WSJ: When a teacher is 2 feet tall (robots in education) [View all]
Scientists raised on "The Jetsons" and "Astro Boy" have theorized for decades that robots would make the perfect helper and companion. Now a handful of public schools in the U.S. are putting that idea to the test.
This year, robots will be teaching everything from math to vocabulary to nutrition inside classrooms in California and New York, a move the researchers call a first in American education.
The Los Angeles experiment, scheduled to start later this spring, will use a robotic "dragon" to teach first-graders about healthy lifestyle habits. Students will help show the robot how to prepare for a race; the hope is that by sharing tips with the dragon, they take their own lessons to heart.

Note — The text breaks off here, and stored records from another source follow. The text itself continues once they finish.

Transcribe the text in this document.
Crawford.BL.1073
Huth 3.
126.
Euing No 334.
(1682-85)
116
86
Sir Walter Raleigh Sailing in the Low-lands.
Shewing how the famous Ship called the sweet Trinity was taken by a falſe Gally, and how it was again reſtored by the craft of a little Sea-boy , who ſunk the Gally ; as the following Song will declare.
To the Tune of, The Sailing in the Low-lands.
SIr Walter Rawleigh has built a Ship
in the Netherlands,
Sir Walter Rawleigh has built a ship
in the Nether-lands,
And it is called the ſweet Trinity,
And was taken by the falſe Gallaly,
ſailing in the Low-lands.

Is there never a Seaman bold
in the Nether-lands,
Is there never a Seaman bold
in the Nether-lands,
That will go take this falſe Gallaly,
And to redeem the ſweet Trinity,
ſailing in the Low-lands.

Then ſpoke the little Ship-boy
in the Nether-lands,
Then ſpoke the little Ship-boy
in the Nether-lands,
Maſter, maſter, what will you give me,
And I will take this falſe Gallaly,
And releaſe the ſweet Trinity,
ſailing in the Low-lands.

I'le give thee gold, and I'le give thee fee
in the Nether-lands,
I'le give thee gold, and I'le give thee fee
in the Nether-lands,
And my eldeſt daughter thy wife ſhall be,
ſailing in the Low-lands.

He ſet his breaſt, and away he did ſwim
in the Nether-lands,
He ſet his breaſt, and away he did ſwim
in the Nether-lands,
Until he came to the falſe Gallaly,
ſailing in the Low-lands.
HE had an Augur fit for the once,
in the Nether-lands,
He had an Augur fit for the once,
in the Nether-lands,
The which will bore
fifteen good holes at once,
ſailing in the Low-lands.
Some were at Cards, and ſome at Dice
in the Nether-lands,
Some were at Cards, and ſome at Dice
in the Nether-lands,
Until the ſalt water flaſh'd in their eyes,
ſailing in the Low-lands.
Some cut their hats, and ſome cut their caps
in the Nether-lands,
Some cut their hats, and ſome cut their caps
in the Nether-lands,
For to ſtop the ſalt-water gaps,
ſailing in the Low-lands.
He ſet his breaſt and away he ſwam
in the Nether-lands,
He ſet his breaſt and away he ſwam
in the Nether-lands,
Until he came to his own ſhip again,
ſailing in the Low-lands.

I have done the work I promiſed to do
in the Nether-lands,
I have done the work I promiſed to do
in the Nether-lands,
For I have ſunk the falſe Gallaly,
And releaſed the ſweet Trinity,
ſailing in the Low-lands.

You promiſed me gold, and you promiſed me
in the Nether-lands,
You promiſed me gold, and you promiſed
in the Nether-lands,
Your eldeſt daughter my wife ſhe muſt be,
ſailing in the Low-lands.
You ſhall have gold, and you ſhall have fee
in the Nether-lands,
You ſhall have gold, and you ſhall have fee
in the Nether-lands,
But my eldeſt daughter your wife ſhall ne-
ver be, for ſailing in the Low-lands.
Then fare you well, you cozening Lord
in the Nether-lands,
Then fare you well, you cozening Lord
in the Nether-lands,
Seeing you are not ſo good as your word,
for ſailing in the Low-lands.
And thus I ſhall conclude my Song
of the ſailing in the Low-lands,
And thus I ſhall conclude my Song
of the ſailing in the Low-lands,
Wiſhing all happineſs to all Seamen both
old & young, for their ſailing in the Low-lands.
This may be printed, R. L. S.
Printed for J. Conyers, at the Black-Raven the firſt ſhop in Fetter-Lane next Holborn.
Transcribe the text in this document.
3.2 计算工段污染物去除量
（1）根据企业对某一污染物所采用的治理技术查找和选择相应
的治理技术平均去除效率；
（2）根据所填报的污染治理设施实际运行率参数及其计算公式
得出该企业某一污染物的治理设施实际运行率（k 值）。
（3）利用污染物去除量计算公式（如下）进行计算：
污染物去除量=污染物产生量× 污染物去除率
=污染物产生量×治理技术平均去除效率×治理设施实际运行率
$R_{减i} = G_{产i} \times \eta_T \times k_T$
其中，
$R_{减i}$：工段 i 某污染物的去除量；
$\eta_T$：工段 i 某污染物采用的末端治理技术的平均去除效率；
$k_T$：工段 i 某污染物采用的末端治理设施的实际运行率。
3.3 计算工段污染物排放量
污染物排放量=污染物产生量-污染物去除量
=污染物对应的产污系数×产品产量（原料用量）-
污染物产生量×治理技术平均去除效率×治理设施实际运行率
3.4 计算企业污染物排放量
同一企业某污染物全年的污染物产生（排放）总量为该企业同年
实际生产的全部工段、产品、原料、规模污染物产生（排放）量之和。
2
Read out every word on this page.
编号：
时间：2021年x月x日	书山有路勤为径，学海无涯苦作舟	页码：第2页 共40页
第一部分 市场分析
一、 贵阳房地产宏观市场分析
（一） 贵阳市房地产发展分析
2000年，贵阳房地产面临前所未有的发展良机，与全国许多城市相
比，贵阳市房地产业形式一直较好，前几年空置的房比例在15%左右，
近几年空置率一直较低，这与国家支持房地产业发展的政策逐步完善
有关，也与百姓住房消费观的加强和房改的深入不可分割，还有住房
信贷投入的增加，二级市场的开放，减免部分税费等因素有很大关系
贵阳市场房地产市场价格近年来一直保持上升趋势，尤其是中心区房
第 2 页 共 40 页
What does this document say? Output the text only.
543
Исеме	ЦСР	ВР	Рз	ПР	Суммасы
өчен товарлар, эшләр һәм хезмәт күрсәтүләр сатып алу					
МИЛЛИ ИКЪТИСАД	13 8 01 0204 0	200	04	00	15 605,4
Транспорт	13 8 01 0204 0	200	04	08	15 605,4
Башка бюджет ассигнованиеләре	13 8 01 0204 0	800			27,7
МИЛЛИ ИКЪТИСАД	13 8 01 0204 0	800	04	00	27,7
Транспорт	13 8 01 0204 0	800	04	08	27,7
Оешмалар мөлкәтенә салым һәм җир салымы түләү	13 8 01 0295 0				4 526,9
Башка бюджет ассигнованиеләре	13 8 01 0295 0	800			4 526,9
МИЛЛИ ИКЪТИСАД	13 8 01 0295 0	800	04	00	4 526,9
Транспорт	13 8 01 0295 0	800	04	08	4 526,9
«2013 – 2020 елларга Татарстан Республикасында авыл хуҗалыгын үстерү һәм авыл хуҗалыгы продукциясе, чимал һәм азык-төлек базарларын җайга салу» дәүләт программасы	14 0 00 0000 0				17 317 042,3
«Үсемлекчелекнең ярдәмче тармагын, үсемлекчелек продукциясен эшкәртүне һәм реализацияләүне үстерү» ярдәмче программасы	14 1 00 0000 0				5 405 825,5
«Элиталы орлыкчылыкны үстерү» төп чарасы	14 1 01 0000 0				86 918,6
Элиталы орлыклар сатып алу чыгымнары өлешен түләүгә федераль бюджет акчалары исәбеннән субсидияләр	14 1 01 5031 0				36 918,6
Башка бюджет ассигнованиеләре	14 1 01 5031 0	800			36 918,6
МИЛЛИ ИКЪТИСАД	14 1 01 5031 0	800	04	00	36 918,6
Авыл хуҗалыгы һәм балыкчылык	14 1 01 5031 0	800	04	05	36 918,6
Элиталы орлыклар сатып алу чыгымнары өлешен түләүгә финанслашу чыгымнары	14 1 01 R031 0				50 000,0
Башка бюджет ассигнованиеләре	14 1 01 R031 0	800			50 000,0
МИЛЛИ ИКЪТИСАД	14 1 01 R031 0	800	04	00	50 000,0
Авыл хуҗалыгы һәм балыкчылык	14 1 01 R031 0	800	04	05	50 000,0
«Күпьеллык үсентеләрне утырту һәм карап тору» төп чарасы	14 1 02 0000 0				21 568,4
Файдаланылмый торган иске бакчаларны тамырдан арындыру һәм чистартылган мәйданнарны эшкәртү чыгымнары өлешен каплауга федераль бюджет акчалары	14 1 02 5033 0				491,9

The robot in the Los Angeles trial costs about $5,500 when stylish touches such as fur, feet and wings are added. The effort is the first of several robot experiments planned and is backed by a five-year, $10 million grant from the National Science Foundation. It will be conducted by a coalition of researchers from Yale University, the Massachusetts Institute of Technology, the University of Southern California and Stanford University.
Researchers see the classroom robots not as replacements for teachers but as whimsical assistants programmed to push kids' buttons. But some see the mechanization as the latest example of technology undermining the importance of human connections in the classroom.